Magical realism lets the authors of the two books tell the human story of survival in all its ugliness and stark ferocity.

"Something in me died then that has never come back to life." (Life Of Pi)

"Then [Father Gonzaga] noticed that seen close up he was much too human: he had an unbearable smell of the outdoors, the back side of his wings was strewn with parasites and his main feathers had been mistreated by terrestrial winds, and nothing about him measured up to the proud dignity of angels." (A Very Old Man With Enormous Wings)

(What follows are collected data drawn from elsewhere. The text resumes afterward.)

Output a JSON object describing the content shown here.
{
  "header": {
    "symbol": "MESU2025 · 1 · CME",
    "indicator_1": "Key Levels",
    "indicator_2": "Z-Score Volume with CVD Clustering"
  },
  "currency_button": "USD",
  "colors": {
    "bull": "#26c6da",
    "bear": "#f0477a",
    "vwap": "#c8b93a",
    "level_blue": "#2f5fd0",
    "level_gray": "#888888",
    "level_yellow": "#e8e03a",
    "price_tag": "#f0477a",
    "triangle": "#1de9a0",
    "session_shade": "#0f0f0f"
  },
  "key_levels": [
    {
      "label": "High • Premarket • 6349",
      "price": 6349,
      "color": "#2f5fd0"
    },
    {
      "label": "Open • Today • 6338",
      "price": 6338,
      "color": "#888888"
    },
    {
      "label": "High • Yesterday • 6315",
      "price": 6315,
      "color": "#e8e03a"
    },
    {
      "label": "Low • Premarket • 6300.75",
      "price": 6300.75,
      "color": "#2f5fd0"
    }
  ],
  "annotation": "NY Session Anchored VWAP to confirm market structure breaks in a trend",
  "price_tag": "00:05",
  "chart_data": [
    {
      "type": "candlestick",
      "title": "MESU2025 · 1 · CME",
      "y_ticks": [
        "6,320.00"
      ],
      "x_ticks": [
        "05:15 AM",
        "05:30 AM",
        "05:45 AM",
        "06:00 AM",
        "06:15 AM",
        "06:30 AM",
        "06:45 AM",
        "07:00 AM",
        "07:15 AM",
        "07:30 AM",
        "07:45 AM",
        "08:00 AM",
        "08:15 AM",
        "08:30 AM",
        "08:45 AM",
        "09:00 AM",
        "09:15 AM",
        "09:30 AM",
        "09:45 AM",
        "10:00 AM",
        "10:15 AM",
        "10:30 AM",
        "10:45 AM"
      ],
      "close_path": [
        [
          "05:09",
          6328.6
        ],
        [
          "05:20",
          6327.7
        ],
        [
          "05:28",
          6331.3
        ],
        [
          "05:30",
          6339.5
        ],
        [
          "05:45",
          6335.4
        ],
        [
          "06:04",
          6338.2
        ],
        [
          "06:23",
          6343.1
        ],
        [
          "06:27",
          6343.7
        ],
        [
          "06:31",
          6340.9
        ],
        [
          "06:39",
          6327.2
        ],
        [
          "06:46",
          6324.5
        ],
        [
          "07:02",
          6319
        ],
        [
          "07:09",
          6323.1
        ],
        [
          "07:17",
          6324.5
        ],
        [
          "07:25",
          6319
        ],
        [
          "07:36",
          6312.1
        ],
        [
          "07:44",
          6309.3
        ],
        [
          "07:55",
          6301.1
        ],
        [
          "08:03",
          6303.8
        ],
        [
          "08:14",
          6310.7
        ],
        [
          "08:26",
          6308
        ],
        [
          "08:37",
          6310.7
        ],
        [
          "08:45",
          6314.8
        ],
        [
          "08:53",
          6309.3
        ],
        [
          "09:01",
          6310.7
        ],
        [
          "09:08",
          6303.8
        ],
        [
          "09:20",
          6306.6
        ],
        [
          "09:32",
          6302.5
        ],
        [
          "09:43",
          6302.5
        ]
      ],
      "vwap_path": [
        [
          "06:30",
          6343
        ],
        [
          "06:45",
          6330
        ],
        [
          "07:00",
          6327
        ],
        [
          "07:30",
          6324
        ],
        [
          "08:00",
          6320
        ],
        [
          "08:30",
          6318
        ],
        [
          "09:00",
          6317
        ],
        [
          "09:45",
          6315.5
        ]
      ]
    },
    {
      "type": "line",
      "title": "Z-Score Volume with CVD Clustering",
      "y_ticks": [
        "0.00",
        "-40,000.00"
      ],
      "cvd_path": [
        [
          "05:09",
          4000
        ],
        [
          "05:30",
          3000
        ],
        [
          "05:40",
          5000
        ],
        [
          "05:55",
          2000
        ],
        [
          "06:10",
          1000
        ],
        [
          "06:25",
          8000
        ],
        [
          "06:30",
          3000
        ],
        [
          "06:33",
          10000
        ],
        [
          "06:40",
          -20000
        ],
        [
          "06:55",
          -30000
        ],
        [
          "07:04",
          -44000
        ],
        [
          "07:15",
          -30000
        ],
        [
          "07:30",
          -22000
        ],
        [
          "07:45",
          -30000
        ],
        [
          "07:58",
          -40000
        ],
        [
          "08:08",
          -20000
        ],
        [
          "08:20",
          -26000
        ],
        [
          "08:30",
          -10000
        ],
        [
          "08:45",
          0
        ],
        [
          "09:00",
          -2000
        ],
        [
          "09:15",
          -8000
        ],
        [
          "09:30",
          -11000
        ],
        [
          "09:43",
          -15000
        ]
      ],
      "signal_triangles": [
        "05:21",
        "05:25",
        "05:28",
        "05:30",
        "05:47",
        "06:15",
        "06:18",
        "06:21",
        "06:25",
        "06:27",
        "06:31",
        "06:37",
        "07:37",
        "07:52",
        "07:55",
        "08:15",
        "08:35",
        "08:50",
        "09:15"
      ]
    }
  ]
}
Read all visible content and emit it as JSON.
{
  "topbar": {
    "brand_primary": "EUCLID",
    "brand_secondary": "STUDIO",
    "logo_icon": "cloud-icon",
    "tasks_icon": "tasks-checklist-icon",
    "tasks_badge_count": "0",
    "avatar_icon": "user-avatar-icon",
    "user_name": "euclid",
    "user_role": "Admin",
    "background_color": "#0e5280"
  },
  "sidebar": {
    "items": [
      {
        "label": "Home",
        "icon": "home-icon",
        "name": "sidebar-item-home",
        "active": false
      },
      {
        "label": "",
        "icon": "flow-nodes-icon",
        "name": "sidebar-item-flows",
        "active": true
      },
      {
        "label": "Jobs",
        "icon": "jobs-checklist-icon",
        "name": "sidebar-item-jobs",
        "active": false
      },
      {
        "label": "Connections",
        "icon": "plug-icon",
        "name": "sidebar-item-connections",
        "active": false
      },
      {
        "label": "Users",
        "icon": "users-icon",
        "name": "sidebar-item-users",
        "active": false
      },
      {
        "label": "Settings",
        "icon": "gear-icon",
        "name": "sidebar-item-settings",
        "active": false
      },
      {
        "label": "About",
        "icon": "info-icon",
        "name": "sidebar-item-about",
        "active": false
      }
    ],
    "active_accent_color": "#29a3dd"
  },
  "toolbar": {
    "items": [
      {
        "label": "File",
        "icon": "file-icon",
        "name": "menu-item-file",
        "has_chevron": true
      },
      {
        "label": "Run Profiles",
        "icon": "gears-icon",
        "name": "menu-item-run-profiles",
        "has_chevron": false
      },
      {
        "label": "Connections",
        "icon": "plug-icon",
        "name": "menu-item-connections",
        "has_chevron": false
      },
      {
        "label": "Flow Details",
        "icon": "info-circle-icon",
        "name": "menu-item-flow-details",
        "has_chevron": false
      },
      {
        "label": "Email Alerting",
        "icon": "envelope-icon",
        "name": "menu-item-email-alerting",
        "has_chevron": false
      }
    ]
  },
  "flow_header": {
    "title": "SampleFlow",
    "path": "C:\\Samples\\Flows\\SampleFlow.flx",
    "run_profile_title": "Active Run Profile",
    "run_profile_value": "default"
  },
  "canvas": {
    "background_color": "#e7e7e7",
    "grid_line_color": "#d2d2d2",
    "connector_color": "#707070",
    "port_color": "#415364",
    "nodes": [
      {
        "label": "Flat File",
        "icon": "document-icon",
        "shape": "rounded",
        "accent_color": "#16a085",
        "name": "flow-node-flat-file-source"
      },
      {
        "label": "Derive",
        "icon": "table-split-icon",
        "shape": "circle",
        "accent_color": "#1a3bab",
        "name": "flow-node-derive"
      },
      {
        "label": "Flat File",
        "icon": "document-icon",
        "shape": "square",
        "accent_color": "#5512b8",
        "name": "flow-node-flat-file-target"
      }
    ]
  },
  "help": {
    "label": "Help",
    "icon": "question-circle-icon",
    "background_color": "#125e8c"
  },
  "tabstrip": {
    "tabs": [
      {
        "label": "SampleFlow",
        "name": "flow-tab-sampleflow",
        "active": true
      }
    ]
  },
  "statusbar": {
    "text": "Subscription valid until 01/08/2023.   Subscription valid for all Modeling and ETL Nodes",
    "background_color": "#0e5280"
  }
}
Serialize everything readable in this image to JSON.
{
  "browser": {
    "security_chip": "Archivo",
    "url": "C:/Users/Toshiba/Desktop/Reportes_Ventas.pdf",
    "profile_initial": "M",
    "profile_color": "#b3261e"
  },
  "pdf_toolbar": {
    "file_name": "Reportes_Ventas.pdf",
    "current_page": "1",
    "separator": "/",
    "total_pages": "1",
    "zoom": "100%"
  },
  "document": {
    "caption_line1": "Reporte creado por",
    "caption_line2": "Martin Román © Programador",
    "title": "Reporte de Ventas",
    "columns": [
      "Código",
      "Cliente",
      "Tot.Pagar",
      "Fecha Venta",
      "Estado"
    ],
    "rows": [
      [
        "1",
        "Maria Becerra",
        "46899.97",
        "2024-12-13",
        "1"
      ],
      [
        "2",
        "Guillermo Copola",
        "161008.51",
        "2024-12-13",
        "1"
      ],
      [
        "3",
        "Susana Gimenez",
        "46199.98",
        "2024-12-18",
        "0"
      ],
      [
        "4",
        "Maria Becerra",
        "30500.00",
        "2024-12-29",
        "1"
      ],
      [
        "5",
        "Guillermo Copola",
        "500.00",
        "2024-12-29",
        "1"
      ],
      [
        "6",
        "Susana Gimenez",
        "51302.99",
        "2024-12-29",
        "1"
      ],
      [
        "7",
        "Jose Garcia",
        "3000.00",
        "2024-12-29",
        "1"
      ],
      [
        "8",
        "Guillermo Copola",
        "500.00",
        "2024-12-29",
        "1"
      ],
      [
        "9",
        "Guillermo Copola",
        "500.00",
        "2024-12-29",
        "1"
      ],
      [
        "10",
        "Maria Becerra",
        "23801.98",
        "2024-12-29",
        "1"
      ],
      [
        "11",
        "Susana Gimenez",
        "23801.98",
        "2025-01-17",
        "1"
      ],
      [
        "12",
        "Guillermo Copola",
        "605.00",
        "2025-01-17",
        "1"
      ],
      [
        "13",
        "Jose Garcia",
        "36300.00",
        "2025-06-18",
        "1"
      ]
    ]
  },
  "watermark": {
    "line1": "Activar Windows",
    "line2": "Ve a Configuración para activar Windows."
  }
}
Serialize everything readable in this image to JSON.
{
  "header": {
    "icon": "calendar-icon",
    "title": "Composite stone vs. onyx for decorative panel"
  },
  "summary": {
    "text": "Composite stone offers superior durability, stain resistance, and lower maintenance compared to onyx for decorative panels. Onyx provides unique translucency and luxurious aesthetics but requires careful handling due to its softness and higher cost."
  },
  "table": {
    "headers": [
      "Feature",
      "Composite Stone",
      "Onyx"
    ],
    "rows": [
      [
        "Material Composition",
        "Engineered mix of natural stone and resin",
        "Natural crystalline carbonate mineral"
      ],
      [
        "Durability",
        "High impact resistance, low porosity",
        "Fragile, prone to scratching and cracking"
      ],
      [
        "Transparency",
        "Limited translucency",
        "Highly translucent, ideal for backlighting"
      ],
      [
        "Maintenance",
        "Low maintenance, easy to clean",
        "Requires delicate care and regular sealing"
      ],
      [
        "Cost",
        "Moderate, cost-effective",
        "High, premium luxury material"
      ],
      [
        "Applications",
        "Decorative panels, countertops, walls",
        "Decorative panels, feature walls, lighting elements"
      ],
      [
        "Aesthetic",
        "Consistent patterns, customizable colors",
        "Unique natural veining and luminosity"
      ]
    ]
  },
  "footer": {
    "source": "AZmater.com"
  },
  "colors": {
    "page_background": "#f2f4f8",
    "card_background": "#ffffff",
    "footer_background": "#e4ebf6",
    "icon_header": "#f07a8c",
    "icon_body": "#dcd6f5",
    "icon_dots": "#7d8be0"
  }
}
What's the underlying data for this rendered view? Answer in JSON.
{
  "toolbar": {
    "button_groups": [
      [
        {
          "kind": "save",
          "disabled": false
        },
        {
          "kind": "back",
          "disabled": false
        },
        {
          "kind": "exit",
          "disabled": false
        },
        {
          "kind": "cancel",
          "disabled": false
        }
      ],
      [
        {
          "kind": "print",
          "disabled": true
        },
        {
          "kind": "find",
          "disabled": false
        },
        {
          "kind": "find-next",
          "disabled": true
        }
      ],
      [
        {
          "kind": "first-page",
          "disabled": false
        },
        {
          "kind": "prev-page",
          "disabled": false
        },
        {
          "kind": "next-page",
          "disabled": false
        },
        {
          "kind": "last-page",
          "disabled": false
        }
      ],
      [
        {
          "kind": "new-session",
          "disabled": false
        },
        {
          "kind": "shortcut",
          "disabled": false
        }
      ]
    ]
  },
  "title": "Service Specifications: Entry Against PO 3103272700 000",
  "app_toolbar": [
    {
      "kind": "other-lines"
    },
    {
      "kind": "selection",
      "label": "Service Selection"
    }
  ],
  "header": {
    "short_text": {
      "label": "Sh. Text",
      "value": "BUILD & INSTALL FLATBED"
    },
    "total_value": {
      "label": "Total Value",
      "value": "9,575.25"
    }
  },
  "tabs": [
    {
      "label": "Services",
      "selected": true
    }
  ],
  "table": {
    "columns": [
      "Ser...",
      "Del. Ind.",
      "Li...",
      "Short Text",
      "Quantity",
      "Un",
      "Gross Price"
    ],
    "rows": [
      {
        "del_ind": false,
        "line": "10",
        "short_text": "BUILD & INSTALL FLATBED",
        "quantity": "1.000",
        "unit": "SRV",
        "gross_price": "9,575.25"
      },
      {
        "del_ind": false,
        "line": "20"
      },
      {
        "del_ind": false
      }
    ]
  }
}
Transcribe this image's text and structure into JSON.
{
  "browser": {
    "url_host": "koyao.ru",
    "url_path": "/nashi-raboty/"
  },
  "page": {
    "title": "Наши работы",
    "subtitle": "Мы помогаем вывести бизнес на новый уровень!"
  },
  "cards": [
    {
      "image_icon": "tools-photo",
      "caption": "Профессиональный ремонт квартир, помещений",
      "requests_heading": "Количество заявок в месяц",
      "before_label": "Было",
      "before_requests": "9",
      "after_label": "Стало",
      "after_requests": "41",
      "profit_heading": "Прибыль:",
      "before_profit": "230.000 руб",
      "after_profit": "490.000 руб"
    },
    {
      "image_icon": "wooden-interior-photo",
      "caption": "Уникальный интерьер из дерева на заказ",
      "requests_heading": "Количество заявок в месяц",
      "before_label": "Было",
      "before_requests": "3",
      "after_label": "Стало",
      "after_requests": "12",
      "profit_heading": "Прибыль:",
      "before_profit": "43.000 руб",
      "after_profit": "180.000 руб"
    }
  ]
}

The winged old man is soon replaced with a fantastic specimen, a spider girl. Divine punishment has supposedly imposed upon her a human head and the body of a tarantula for disobeying her parents by attending a dance forbidden to her. The people are mesmerized and entranced by her and leave the old man alone. By now, Elisenda and Pelayo are rich beyond measure due to the admission fees they have been charging. The extreme prejudice of the people is shown by their embrace of the spider girl and their rejection of the old man just because he does not look like a "real" angel.

Marquez and Martel use magical realism with great skill to showcase for us the reality of religious prejudice, the place that faith and science can have in our struggles in life, and also the extreme trials our faith endures in the face of life and death.